Last night at Re/Code’s Code Conference, Microsoft announced a real-time, multilingual translation beta called Skype Translate. The service can mediate between two video chatters who speak different languages by providing text and audio translation after each person finishes speaking. Currently the service works for English and German, but Microsoft says that it will support other languages soon. The beta will be released later this year.
Realistically, Skype Translate won’t be ready to take over for interpreters at the U.N. anytime soon. But the fact that it’s coming from a large company like Microsoft and being tested on a really mainstream product like Skype shows that we’re actually making progress toward a Star Trek-like universal translator—and that’s amazing.

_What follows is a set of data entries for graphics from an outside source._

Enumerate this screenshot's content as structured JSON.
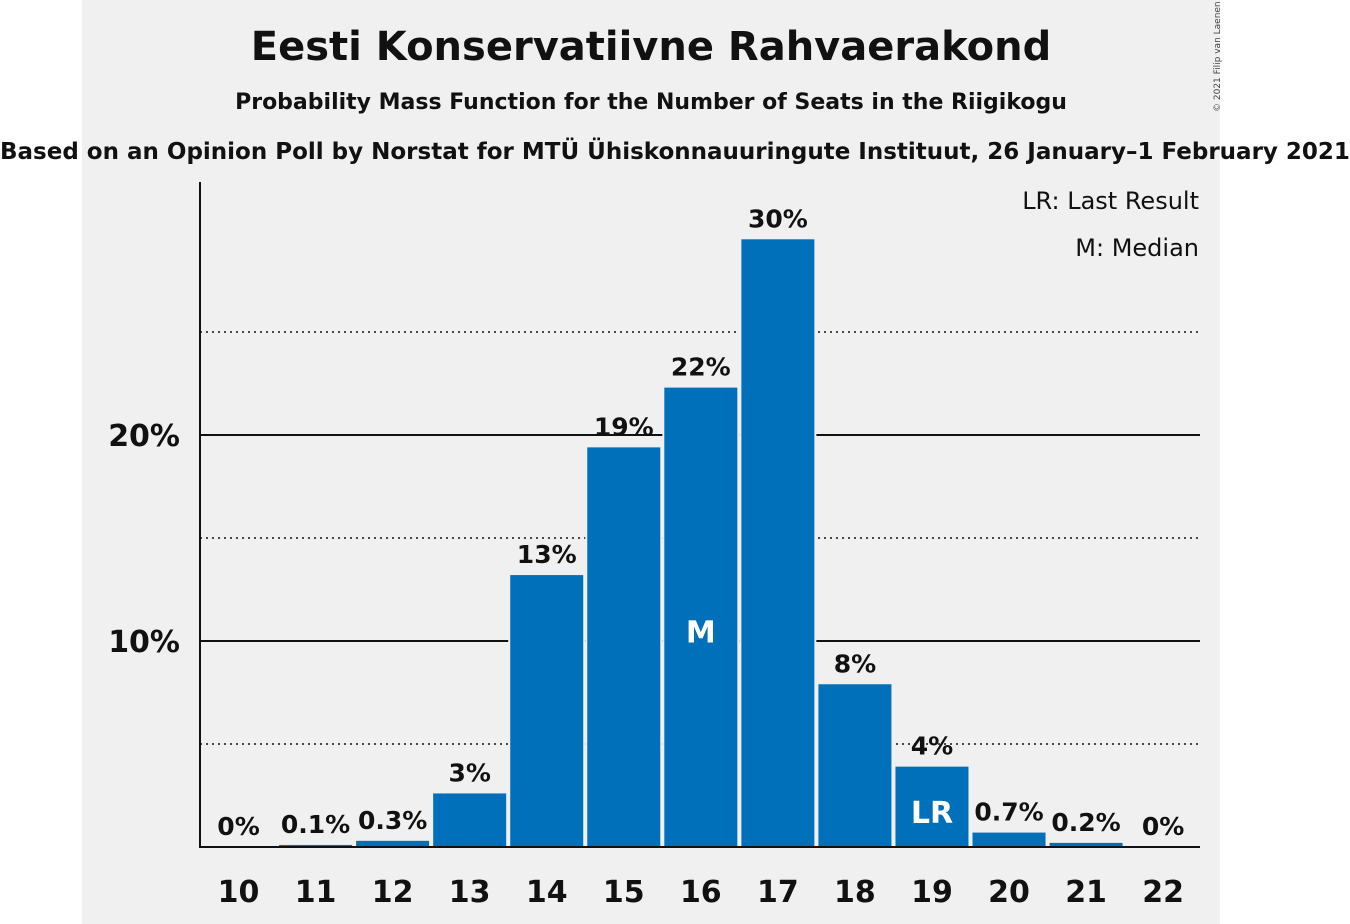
{
  "colors": {
    "bar": "#0070bb",
    "panel": "#f0f0f0",
    "axis": "#111111"
  },
  "chart_data": {
    "type": "bar",
    "title": "Eesti Konservatiivne Rahvaerakond",
    "subtitle": "Probability Mass Function for the Number of Seats in the Riigikogu",
    "source": "Based on an Opinion Poll by Norstat for MTÜ Ühiskonnauuringute Instituut, 26 January–1 February 2021",
    "copyright": "© 2021 Filip van Laenen",
    "categories": [
      "10",
      "11",
      "12",
      "13",
      "14",
      "15",
      "16",
      "17",
      "18",
      "19",
      "20",
      "21",
      "22"
    ],
    "values": [
      0,
      0.1,
      0.3,
      2.6,
      13.2,
      19.4,
      22.3,
      29.5,
      7.9,
      3.9,
      0.7,
      0.2,
      0
    ],
    "value_labels": [
      "0%",
      "0.1%",
      "0.3%",
      "3%",
      "13%",
      "19%",
      "22%",
      "30%",
      "8%",
      "4%",
      "0.7%",
      "0.2%",
      "0%"
    ],
    "ylim": [
      0,
      32
    ],
    "yticks": [
      {
        "value": 10,
        "label": "10%"
      },
      {
        "value": 20,
        "label": "20%"
      }
    ],
    "minor_gridlines": [
      5,
      15,
      25
    ],
    "median_seat": "16",
    "last_result_seat": "19",
    "markers": {
      "median": "M",
      "last_result": "LR"
    },
    "legend": [
      "LR: Last Result",
      "M: Median"
    ],
    "legend_position": "top-right",
    "xlabel": "",
    "ylabel": ""
  }
}
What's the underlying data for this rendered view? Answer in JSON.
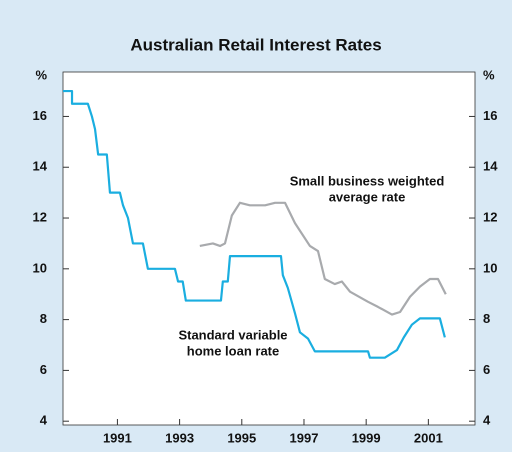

There’s been tons of research into things like automatic speech-to-text transcription, textual translation (like Google Translate and Bing Translator), and digital speech recognition. But these are difficult machine learning problems to solve. The big issue is that accuracy needs to be near 100 percent for these services to actually be useful. For example, a recent DARPA speech-to-speech translation program called TransTac achieved 80 percent accuracy, which was a fascinating and significant step, but still not enough for regular use. There are also consumer apps like Vocre that offer services very similar to Skype Translate.
The difference here is that Microsoft is behind this service. Sure, the company may be struggling with its vision for tablets and other next-generation products, but it’s still a major player, and Skype is pretty ubiquitous. Whether Skype Translate is a hit right away or, more likely, it takes years to refine, Microsoft is being bold in bringing the technology to the mainstream now. It’s a good thing for tech, but maybe not for Microsoft. The company had better be sure that it can deliver because Skype Translate’s debut will probably fuel competition, and someone else may end up making a better product that takes off. So what? The end result for the consumer will be real-time video chat translation that works. And that’s all we want—we don’t care who we get it from.